Xavier terduduk dan menelan ludah yang mendadak pahit rasanya. Pikirannya berkecamuk dengan segudang pertanyaan dan dugaan yang entah kepada siapa dia harus menyampaikannya. Tidak ada orang lain di kamar tersebut selain Vanora yang napasnya bahkan hampir tak terdengar. Xavier adalah anak tunggal dari Evelyn dan Aditya, mungkinkah Rembulan Merah berusaha menunjukkan bahwa Vanora adalah orang yang melahirkannya?
Jam besuk berakhir. Tak banyak yang bisa Xavier lakukan. Dia harus menemui ayahnya, dia harus menyampaikan secara langsung padanya pertanyaan-pertanyaan yang mendadak muncul satu-persatu di kepalanya. Namun dia hanya bisa mengirim pesan singkat, "Dad, I need you...I need to talk to you. I really need to meet you."
Hal terakhir yang dilakukan Xavier adalah mengontak nomor yang diyakininya sebagai Krasnaya Luna, namun nomor tersebut hanya meninggalkan nada dering tanpa seorangpun mengangkat. Pesan singkat masuk dari Krasnaya setelah Xavier mencoba menghubungi yang ketiga kalinya.
"Temui aku di German Doner Kebab samping Coffee & Co, Reform Street."
***
Belum habis kejutan yang diberikan oleh Rembulan Merah. Di hadapannya kini duduk seorang wanita dengan pakaian yang menutupi seluruh tubuh dan kepalanya. Xavier hanya bisa melihat sepasang mata lentik denga korena hijau di antara belantara lapis-lapis kain yang saling menutupi sosok wanita tersebut. Itu semacam burqa, namun terdiri dari banyak sekali lapisan kain tipis berwarna baby pink. Sangat modis untuk sebuah burqa. Atau sebenarnya Xavier yang buta tentang fashion wanita muslim di Skotlandia.
"Bagaimana perjalanmu mencariku?" Suara lembut dibalik cadar pink membius Xavier seketika. "Namaku Krasnaya Luna Wiratmadja. Krasnaya Luna adalah bahasa Rusia untuk Bulan Merah. Ayahku adalah teman dekat Aditya Aryeswara."
"That's my dad."
"Setahun yang lalu ayahku wafat dan ibuku mulai sakit-sakitan. Dua bulan terakhir dia dirawat di rumah sakit Arbroath Infirmary, dekat dengan rumah nenekku. Sejak dia masuk rumah sakit, sejak itulah aku dibombardir tentang cerita-cerita yang seolah khayalan. Ibumu menderita penyakit sehingga ovariumnya tidak bisa menghasilkan sel telur. Itulah awal mula perjanjian sewa rahim pada ibuku atas saran ayahku sendiri."

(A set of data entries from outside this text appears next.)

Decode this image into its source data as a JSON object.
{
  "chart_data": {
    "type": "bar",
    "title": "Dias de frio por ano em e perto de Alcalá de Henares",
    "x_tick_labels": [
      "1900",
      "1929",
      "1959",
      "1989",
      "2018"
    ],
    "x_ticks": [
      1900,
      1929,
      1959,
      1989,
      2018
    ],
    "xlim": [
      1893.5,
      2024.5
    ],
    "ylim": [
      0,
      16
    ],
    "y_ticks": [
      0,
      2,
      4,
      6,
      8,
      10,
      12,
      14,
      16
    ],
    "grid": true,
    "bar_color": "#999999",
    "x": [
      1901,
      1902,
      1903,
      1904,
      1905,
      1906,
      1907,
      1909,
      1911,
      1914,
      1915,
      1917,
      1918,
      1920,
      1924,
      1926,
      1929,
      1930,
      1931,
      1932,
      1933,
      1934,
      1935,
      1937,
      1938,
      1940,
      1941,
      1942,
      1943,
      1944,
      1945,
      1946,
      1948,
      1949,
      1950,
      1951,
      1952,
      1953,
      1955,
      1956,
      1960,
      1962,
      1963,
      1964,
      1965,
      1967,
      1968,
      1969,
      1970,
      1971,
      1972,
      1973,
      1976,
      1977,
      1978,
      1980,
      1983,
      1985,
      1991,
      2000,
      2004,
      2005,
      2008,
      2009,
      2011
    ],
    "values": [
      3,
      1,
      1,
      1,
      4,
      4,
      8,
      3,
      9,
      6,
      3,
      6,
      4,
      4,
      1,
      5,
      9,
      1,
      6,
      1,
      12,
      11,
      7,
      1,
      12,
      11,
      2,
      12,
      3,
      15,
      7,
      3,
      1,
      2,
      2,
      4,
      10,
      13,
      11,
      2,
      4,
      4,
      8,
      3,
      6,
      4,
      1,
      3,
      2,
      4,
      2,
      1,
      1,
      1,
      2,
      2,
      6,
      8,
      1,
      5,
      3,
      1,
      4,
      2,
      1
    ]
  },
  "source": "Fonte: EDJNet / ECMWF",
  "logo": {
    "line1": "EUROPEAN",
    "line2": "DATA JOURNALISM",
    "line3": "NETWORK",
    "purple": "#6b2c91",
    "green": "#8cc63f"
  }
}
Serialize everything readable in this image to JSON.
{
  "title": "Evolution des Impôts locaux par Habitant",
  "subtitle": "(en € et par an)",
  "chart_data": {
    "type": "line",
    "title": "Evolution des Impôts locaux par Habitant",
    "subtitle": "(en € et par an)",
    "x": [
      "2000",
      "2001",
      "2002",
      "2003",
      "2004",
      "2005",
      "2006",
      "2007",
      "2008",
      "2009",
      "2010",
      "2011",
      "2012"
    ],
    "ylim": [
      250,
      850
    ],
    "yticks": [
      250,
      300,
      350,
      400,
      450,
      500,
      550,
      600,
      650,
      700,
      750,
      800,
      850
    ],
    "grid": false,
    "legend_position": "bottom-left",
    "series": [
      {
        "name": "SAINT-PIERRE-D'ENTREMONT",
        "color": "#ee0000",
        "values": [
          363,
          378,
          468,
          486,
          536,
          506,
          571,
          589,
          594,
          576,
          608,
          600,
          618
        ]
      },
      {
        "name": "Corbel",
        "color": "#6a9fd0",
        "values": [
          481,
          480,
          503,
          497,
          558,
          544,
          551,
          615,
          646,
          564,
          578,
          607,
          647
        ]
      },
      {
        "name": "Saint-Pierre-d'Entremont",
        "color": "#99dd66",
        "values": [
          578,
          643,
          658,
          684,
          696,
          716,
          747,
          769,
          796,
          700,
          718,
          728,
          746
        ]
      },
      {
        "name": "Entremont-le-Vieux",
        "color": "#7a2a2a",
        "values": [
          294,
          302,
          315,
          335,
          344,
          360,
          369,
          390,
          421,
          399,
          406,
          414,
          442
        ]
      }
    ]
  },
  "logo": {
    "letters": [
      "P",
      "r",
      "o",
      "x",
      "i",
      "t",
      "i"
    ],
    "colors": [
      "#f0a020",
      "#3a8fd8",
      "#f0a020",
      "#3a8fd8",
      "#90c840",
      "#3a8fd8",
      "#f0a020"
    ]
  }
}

Xavier menahan napas. Tak bisa berkata-kata mendengar penjelasan Krasnaya. Dia menunggu, entah apa akhir dari cerita Krasnaya.
"Jika ovarium ibuku tidak bisa menghasilkan ovum, lantas sel telur siapa yang dibuahi ayahku?" Xavier merasakan hawa dingin menjalar ke ubun-ubunnya.
Krasnaya menghela nafas berat, "Kamu adalah eksperimen pembuahan tanpa sel telur asli. Ayahmu dan ayahku mengembangkan teknologi stem cell (sel punca) untuk membuat ovum organik yang kemudian berlanjut pada proses in vitro fertilization."
Xavier benar-benar tak bisa bernapas. Apakah itu artinya dia adalah anak buatan? Benar-benar ganjil dan sulit dipercaya. Kemudian Krasnaya beranjak bangun sehingga Xavier terkesiap. Pembicaraan ini belum selesai, pikirnya.
"Sejak ibuku sakit-sakitan, ayahmu membantu biaya pengobatannya. Dia menitipkan ini untukmu," Krasnaya menyerahkan sebuah amplop coklat. Lagi-lagi amplop coklat! "Aku adalah orang pertama yang menolak isi amplop ini. Selain karena ideologi agama, aku memang tidak setuju sama sekali karena alasan personal."
Krasnaya melangkah anggun meninggalkan Xavier yang masih bingung dengan segala informasi yang barusan dia terima. Dengan gemetar dia membuka amplop yang diberikan. Dia menemukan hidupnya makin rumit setelah membaca kertas di tangannya. Semua yang terjadi di hidupnya benar-benar mengaburkan definisi kata ibu seperti email Krasnaya Luna, Si Rembulan Merah.
Isi amplop itu adalah surat catatan pernikahan Aditya Aryeswara dengan Vanora Torrian tertanggal tepat setahun yang lalu.